Truthfully, it’s best to wait to camp with your kiddo until they’re a little older, especially since babies need a safe sleeping space until age one. When taking your kiddo into the wild (or to the local campground), arm yourself with plenty of food, milk, toddler-friendly snacks and clean drinking water; a first-aid kit; mosquito repellent and a big blanket to spread on the ground (aka a barrier between you and the billions of things they could stick in their mouth). As for sleeping arrangements, if you’re car camping and have a roomy tent, bring a lightweight travel crib. If you’re tight on space, sleeping pods like the Kidco Peapod is a good choice. The Bump user mrsmikey says one of her must-haves was a canopy. “Having shade has gone from being a luxury to a necessity,” she says. If hiking is on the agenda, bring a good carrier (look for one with a supportive metal frame for long hikes) or an all-terrain stroller. Gold also recommends mapping out the nearest medical facility before you set off and putting a plan in place for emergencies.

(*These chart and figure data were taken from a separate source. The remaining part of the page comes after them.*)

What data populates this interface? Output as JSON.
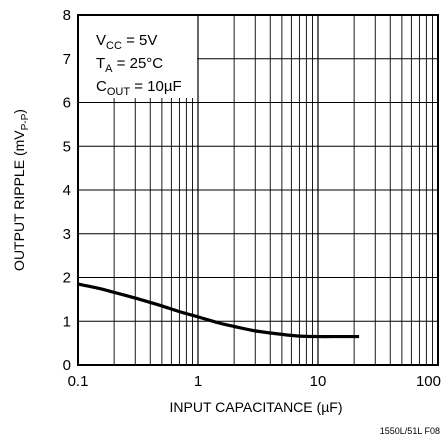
{
  "chart_data": {
    "type": "line",
    "xscale": "log",
    "xlim": [
      0.1,
      100
    ],
    "ylim": [
      0,
      8
    ],
    "grid": true,
    "x_ticks": [
      {
        "value": 0.1,
        "label": "0.1"
      },
      {
        "value": 1,
        "label": "1"
      },
      {
        "value": 10,
        "label": "10"
      },
      {
        "value": 100,
        "label": "100"
      }
    ],
    "y_ticks": [
      {
        "value": 0,
        "label": "0"
      },
      {
        "value": 1,
        "label": "1"
      },
      {
        "value": 2,
        "label": "2"
      },
      {
        "value": 3,
        "label": "3"
      },
      {
        "value": 4,
        "label": "4"
      },
      {
        "value": 5,
        "label": "5"
      },
      {
        "value": 6,
        "label": "6"
      },
      {
        "value": 7,
        "label": "7"
      },
      {
        "value": 8,
        "label": "8"
      }
    ],
    "xlabel": {
      "main": "INPUT CAPACITANCE (",
      "mu": "µ",
      "tail": "F)"
    },
    "ylabel": {
      "main": "OUTPUT RIPPLE (mV",
      "sub": "P-P",
      "tail": ")"
    },
    "annotations": [
      {
        "main": "V",
        "sub": "CC",
        "tail": " = 5V"
      },
      {
        "main": "T",
        "sub": "A",
        "tail": " = 25°C"
      },
      {
        "main": "C",
        "sub": "OUT",
        "tail": " = 10µF"
      }
    ],
    "figure_code": "1550L/51L F08",
    "series": [
      {
        "x": [
          0.1,
          0.15,
          0.2,
          0.3,
          0.4,
          0.5,
          0.7,
          1,
          1.5,
          2,
          3,
          5,
          7,
          10,
          15,
          22
        ],
        "y": [
          1.85,
          1.75,
          1.66,
          1.53,
          1.43,
          1.35,
          1.22,
          1.1,
          0.96,
          0.88,
          0.78,
          0.7,
          0.66,
          0.65,
          0.65,
          0.65
        ]
      }
    ]
  }
}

The same basic rules apply to nearly any sort of summer fun: Stay safe, keep cool and pack extras of everything you’d need. And take loads of pictures!

Please note: The Bump and the materials and information it contains are not intended to, and do not constitute, medical or other health advice or diagnosis and should not be used as such. You should always consult with a qualified physician or health professional about your specific circumstances.